“Deliver Me from Nowhere” begins with Springsteen ending his latest tour and hunkering down in a temporary New Jersey home where he plans to demo some new material on a four-track cassette recorder with guitar tech Mike Batlan (Paul Walter Hauser) functioning as makeshift producer and Bruce’s bedroom functioning as makeshift studio. “I want it to sound like I’m in the room by himself,” he notes, hinting at an isolation from the world around him born at least part from his depression. These are abstract concepts, however, to show on screen and rather than unlock his imagination, Cooper resorts to humdrum biopic convention like black and white flashbacks to Springsteen’s mentally ill father (Stephen Graham) and inventing a diner waitress girlfriend, Faye (Odessa Young), with whom the singer-songwriter can’t bring himself to connect. That uninspired approach with the screenplay trickles down to the direction, reducing White’s turn to nothing, really, but a series of disconnected emotionally constipated poses in which the actor strains to show us something but just winds up signifying nothing.

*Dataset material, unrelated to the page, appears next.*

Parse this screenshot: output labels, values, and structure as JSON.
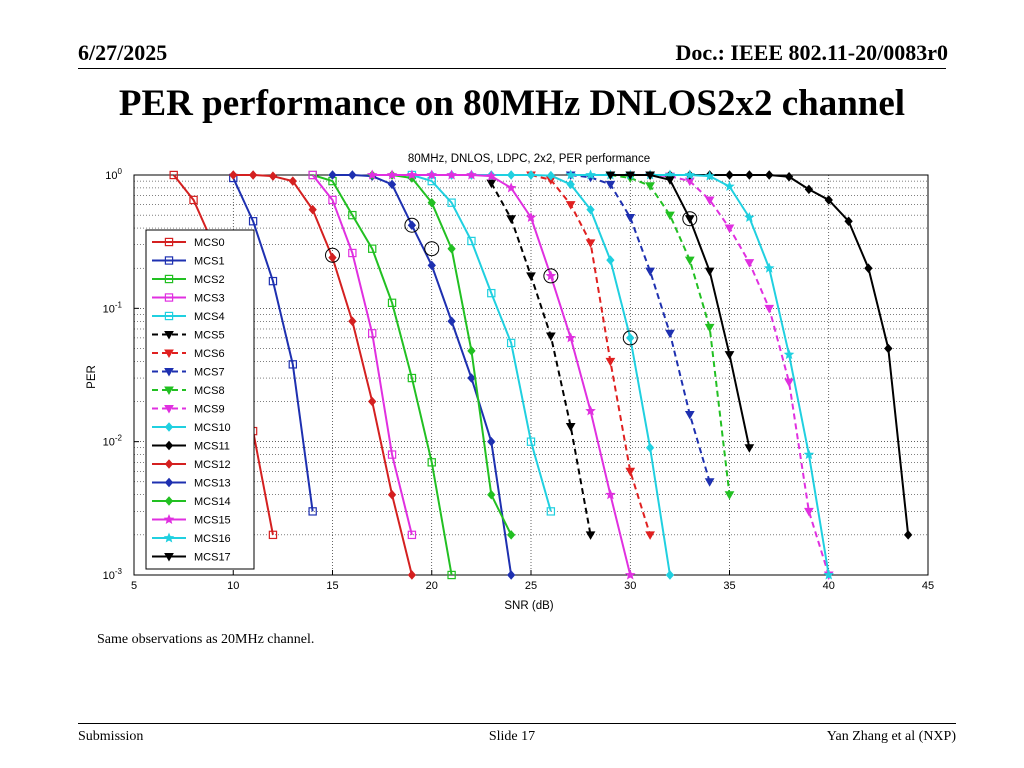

And White never looks worse than when he’s opposite Hauser, the former’s effortful acting standing in harsh contrast to the latter’s effortlessness.
Though much of “Deliver Me from Nowhere” ostensibly turns on Springsteen’s creative process, Cooper fatally fails in bringing that creative process to life. Springsteen famously culled his album’s title track from the plot of Terrence Malick’s “Badlands,” and though we see the character watching the movie on late-night TV, there is no sense of why it moved him, or how it connected to what he was feeling, just as one scene of him revising the lyrics from the third person to the first is an unsatisfactory literalization of putting himself into the song without conveying why he thought it so personal. What’s more, there is no sense of his awakening social and political consciousness, one that gave rise to “Born in the U.S.A.,” which we see come to life in the studio in the movie’s most thrilling sequence, because Cooper infuses virtually no sense of the larger world and how the songs written during this period were an echo of it. “Deliver Me from Nowhere” might lead you to believe that song was just a telling of Paul Schrader’s bar band screenplay with the same title, a script we see Landau give to Springsteen, though that is not even a little bit true.
Odd as it might sound, the only real glimpse of the outside world is when we see Bruce listening to Foreigner’s 1981 hit “Urgent” on his car radio. I enjoyed it simply for seeing Bruce Springsteen listening to Foreigner but in its own unexpected way, it also puts into perspective the pop culture climate into which he wanted to release “Nebraska,” the seeming folly of such a choice. In making it, Landau and his team have to move some measure of mountain and earth to follow through, but unlike 2019’s electrifying “Her Smell,” “Deliver Me from Nowhere” does not evoke the herculean struggle of handling a tempestuous artist, not least because it can’t help but soften Springsteen’s tempestuous edges, as if afraid of offending its subject. On “Nebraska,” Springsteen got down to where his spirit met his bone, but “Deliver Me from Nowhere” doesn’t even get close.